BLACKNEWS – Kejar Peningkatan HLS dan RLS, Pemerintah Provinsi Lampung mulai membenahi persoalan rendahnya capaian pendidikan melalui berbagai program strategis, sekaligus memperbarui data pendidikan sekitar 2,6 juta warga yang diduga belum sesuai dengan jenjang pendidikan terakhir yang telah ditempuh.
Langkah tersebut menjadi bagian dari upaya meningkatkan Harapan Lama Sekolah (HLS) dan Rata-rata Lama Sekolah (RLS) yang hingga kini masih berada di bawah rata-rata nasional.
Kepala Dinas Pendidikan dan Kebudayaan (Disdikbud) Provinsi Lampung, Thomas Amirico, mengatakan peningkatan kedua indikator pendidikan tersebut membutuhkan proses bertahap selama tiga hingga lima tahun.
“Proses meningkatkan angka ini memakan waktu tiga sampai lima tahun. Langkah-langkah yang kami lakukan didasarkan pada data yang ada,” ujar Thomas, Senin (6/7/2026).
Saat ini HLS Provinsi Lampung tercatat sebesar 12,79 tahun atau berada di peringkat ke-31 dari 38 provinsi di Indonesia. Sementara RLS baru mencapai 8,61 tahun atau setara jenjang SMP sehingga menempatkan Lampung di peringkat ke-28 nasional.
Untuk mengejar ketertinggalan tersebut, Pemprov Lampung telah menjalankan sejumlah kebijakan, di antaranya menghapus uang komite di SMA dan SMK negeri, menambah ruang kelas baru dan rombongan belajar, membuka Pendidikan Jarak Jauh (PJJ), menghadirkan SMA Terbuka, hingga menyiapkan program Satu Desa Satu Sarjana serta Kelas Cangkok mulai tahun depan.
Menurut Thomas, rendahnya HLS dipengaruhi masih rendahnya motivasi sebagian anak untuk melanjutkan pendidikan, terutama di daerah pedesaan. Banyak lulusan SMP memilih langsung bekerja karena telah memperoleh penghasilan.
“Budaya dan pola pikir seperti inilah yang harus kita ubah. Satu-satunya cara meningkatkan kualitas hidup adalah melalui pendidikan,” katanya.

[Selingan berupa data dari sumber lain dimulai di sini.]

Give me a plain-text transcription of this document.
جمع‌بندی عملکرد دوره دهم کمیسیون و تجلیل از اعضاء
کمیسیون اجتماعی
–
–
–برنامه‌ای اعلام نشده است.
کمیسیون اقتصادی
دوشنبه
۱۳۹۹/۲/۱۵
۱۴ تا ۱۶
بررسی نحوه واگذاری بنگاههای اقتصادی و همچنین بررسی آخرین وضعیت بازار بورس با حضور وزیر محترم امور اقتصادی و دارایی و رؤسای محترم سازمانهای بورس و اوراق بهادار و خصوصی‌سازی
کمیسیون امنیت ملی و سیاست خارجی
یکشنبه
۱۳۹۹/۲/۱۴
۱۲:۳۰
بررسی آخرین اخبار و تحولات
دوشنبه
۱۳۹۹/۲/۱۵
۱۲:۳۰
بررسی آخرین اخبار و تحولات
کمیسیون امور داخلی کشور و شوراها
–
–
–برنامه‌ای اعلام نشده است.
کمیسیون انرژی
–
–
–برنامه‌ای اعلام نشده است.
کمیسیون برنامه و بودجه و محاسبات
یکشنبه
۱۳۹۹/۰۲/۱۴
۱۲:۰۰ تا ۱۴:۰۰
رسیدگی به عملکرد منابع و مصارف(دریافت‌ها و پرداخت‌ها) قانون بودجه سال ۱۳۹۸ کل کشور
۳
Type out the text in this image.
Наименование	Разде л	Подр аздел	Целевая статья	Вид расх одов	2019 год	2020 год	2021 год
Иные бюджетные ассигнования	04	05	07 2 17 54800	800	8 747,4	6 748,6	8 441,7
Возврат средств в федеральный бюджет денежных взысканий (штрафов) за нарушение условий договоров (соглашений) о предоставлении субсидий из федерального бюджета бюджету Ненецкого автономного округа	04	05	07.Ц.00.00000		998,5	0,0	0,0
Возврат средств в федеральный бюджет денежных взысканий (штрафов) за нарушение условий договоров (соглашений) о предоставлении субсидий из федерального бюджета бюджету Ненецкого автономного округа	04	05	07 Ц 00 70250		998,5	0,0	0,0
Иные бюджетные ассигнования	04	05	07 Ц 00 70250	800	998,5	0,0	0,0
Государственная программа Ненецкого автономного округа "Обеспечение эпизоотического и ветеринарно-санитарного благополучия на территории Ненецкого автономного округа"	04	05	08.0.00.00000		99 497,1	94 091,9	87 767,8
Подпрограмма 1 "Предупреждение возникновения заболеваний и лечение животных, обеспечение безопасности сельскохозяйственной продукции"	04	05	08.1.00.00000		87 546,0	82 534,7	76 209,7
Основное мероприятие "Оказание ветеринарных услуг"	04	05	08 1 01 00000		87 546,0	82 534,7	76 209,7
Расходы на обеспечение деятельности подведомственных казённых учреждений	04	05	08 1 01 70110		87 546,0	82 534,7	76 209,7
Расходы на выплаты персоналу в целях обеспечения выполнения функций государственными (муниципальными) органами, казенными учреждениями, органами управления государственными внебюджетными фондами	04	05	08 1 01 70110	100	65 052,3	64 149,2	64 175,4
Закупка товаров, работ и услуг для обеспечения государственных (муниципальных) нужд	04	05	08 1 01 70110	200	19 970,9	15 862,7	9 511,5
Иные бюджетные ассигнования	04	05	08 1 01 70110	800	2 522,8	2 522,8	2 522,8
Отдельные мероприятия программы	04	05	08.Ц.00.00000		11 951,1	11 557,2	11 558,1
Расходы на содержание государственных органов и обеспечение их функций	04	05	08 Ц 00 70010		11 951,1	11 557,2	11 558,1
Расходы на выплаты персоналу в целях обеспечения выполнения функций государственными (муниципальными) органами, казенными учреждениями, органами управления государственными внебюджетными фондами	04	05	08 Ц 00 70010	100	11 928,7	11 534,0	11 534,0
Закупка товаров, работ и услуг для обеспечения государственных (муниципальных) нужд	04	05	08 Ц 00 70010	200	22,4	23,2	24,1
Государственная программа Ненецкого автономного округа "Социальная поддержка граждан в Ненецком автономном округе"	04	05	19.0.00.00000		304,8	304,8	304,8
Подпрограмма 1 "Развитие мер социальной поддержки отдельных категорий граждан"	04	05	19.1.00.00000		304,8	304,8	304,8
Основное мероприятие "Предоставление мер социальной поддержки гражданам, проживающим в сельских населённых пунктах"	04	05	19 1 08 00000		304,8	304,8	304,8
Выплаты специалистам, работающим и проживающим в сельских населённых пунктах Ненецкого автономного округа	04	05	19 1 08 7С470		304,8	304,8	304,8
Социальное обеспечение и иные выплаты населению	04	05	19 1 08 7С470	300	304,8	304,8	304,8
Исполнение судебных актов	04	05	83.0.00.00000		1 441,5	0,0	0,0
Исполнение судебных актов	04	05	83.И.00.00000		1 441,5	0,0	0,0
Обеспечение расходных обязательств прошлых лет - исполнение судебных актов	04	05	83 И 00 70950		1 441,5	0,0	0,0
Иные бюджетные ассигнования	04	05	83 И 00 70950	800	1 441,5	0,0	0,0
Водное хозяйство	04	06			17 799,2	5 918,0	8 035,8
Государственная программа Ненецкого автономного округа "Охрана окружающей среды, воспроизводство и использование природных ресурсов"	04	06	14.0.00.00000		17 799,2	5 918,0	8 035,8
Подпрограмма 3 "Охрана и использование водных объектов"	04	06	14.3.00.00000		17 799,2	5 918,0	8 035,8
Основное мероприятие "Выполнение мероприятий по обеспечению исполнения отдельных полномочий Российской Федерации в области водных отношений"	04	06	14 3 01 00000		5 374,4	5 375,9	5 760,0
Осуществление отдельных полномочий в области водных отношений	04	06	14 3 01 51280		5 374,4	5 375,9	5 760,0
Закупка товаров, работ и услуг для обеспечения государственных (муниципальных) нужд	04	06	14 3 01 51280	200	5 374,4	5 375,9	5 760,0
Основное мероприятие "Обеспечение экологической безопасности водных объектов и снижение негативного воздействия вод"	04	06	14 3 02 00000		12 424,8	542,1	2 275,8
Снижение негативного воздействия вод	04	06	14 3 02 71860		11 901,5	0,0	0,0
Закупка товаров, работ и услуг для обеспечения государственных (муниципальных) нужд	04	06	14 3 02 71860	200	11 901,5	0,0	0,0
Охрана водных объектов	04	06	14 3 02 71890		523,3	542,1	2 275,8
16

Selain persoalan motivasi, faktor ekonomi juga masih menjadi penyebab tingginya angka putus sekolah. Karena itu, penghapusan biaya komite di SMA dan SMK negeri diharapkan mampu mengurangi beban masyarakat sehingga lebih banyak anak melanjutkan pendidikan.
Di sisi lain, Disdikbud Lampung juga menyoroti persoalan akurasi data pendidikan masyarakat yang dinilai masih memengaruhi berbagai indikator pendidikan daerah.
Berdasarkan data Semester II Tahun 2025, terdapat sekitar 1.917.167 penduduk usia 25 tahun ke atas yang pada administrasi kependudukan masih tercatat berpendidikan terakhir SD. Thomas memperkirakan sekitar 1,3 juta orang di antaranya sebenarnya telah menamatkan pendidikan yang lebih tinggi, namun belum memperbarui data pada Kartu Keluarga (KK).
Kondisi serupa juga ditemukan pada sekitar 1,3 juta warga yang masih tercatat sebagai lulusan SMP meski diduga telah menyelesaikan pendidikan SMA maupun perguruan tinggi.
“Padahal bisa jadi mereka sudah lulus SMA bahkan kuliah, tetapi di KK masih tertulis tamat SD atau SMP. Karena itu kami berkoordinasi dengan pemerintah kabupaten dan kota agar Disdukcapil segera melakukan pembaruan data pendidikan warga,” jelasnya.
Secara keseluruhan, dari 5.201.698 penduduk Lampung berusia 25 tahun ke atas, kelompok lulusan SD masih menjadi yang terbesar dengan jumlah 1.917.167 orang, disusul lulusan SMA sebanyak 1.545.535 orang dan lulusan SMP 1.303.692 orang.
Sementara jumlah lulusan pendidikan tinggi masih relatif kecil, yakni 291.729 lulusan S1, 82.922 Diploma III, 36.445 Diploma I/II, 22.894 lulusan S2, serta 1.314 lulusan S3.
Lampung Tengah menjadi kabupaten dengan jumlah penduduk usia 25 tahun ke atas terbanyak, mencapai 874.446 orang, sekaligus memiliki jumlah lulusan SD terbesar. Sementara Kota Bandar Lampung menjadi daerah dengan lulusan pendidikan tinggi terbanyak di Provinsi Lampung, dengan 95.841 lulusan S1, 11.712 lulusan S2, dan 717 lulusan S3.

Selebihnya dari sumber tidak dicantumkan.